Intelligent Prompting
by Stephen West


One nice feature unique to the IBM i is intelligent prompting, or prompt control.  This feature lets you control which parameters you want displayed for user-written commands.

The IBM i provides three forms of intelligent prompting.  The first, and easiest to implement, lets you flag parameters so that they do not display unless you press F10.  This feature is useful when a parameter's default value is usually acceptable.  The CL CPYF (Copy File) command uses this form of prompt control.

This first form is easily implemented in your own commands.  For the parameters you want to control, simply add the Prompt Control keyword with the Prompt Request value - PMTCTL(*PMTRQS) - to the corresponding PARM statements in you command deinition source.  Figure 1 shows a definition for a command that invokes a program to create a file display program.  The PARM statement at B contains PMTCTL(*PMTRQS) for the DATETIME parameter.  Therefore, this parameter's prompt will not display unless you press F10.

The second form of intelligent prompting lets you condition the display of some parameters on the values entered for parameters already displayed.  When you enter a specified value for a parameter, other parameters that depend on that value are then displayed.  Most of the CRTLINxxxx (Create Line Description) commands use this form of prompting.  This feature lets you ignore parameters that aren't relevant to the task you are performing.  You can simply begin the command, and the pertinent parameters present themselves according to your input.

Implementing this second form of intelligent prompting in your own commands requires a little more thought than you put into the first form.  You must first decide which parameters you want displayed for each particular condition.  To these parameters' PARM statements, you add the PMTCTL keyword with a label name as the value (e.g. C in Figure 1).  The label you specify identifies a condition or a group of conditions necessary to display the parameter.  You specify these conditions with a PMTCTL command definition statement (E) - not to be confused with the PMTCTL keyword that you used in the PARM statements.  Each condition requires at least one PMTCTL statement, but you can link multiple conditions with the LGLREL (Logical Relationship) keyword and *AND or *OR values (E).  The *AND operator has the higher precedence.

A parameter on which you base a condition is the controlling parameter.  You must specify a controlling parameter on each PMTCTL statement.  In a group of conditions indicated by a label, however, this parameter does not have to be the same for each condition.

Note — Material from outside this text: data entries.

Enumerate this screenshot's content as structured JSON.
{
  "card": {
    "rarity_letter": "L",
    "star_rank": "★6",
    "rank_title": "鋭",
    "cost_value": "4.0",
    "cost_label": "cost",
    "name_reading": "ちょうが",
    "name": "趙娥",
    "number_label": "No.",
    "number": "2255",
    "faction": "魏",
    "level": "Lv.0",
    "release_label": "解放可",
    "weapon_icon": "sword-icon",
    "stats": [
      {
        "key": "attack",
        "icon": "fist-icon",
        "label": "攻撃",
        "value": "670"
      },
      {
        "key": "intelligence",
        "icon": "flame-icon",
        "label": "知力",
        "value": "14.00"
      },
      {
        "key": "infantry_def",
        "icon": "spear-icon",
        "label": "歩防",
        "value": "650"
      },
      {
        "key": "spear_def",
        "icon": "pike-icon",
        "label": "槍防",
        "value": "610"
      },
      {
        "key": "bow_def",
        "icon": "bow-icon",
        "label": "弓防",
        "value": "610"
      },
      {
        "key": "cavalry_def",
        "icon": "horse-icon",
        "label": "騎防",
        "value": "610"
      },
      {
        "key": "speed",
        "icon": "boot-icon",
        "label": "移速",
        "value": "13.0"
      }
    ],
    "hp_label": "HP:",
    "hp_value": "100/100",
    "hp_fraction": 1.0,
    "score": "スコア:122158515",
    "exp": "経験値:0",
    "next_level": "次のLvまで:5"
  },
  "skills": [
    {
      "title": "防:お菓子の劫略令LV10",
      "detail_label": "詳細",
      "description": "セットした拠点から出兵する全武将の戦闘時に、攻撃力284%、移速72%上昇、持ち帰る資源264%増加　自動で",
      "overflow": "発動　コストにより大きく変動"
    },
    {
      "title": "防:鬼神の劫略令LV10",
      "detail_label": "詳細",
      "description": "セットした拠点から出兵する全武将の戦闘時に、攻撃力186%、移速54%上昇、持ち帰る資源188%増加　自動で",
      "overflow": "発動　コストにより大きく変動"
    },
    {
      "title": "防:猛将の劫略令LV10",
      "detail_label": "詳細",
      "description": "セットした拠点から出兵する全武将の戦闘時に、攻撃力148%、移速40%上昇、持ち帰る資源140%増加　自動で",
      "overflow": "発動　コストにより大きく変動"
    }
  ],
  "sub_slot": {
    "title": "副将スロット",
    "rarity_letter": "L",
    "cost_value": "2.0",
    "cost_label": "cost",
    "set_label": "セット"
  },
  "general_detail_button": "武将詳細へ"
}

The third form of prompt control lets you use an exit program to perform additional functions on the value for the controlling parameter before the command processor decides whether to display an additional parameter.  For example, when you create an object, you can use an exit program to check whether an object by that name already exists.  The exit program returns a parameter, and your command can then decide whether to display a prompt such as "Replace Existing Object?"

Implementing the third form of prompt control requires still more thought.  Remember that the exit program processes the value of the controlling parameter, not the conditioned parameter.  The PMTCTL statements use the value that the exit program returns (not the actual value of the controlling parameter) to perform a comparison.  You specify the exit program by placing the PMTCTLPGM keyword and the name of the exit program in the controlling parameter statement (A in Figure 1).

You must code the exit program according to a predefined set of standards.  The program must have exactly three parameters.  The first parameter is a 20-character field that contains the name of the command in positions 1 through 10 and the name of the controlling parameter in positions 11 through 20.  The exit program should not change this parameter's value.

The second parameter must have the same attributes and value as the controlling parameter.  The exit program should not change this parameter's value, either.  Finally, you must have a 32-character parameter for the value the exit program returns to the command.

In Figure 1, the command parameter defined at A references program CHKPGMEXS (Figure 2).  This program checks for an object with a name that matches the value entered for the parameter and returns the value *EXISTS if the object exists and * when it does not.  Display of the REPLEXSPGM parameter defined at D in Figure 1 depends on the value the exit program returns.

The three forms of intelligent prompting make the IBM i more programmer-friendly than it's predecessors.  The result is commands that are faster to use and less confusing than they would be without this feature.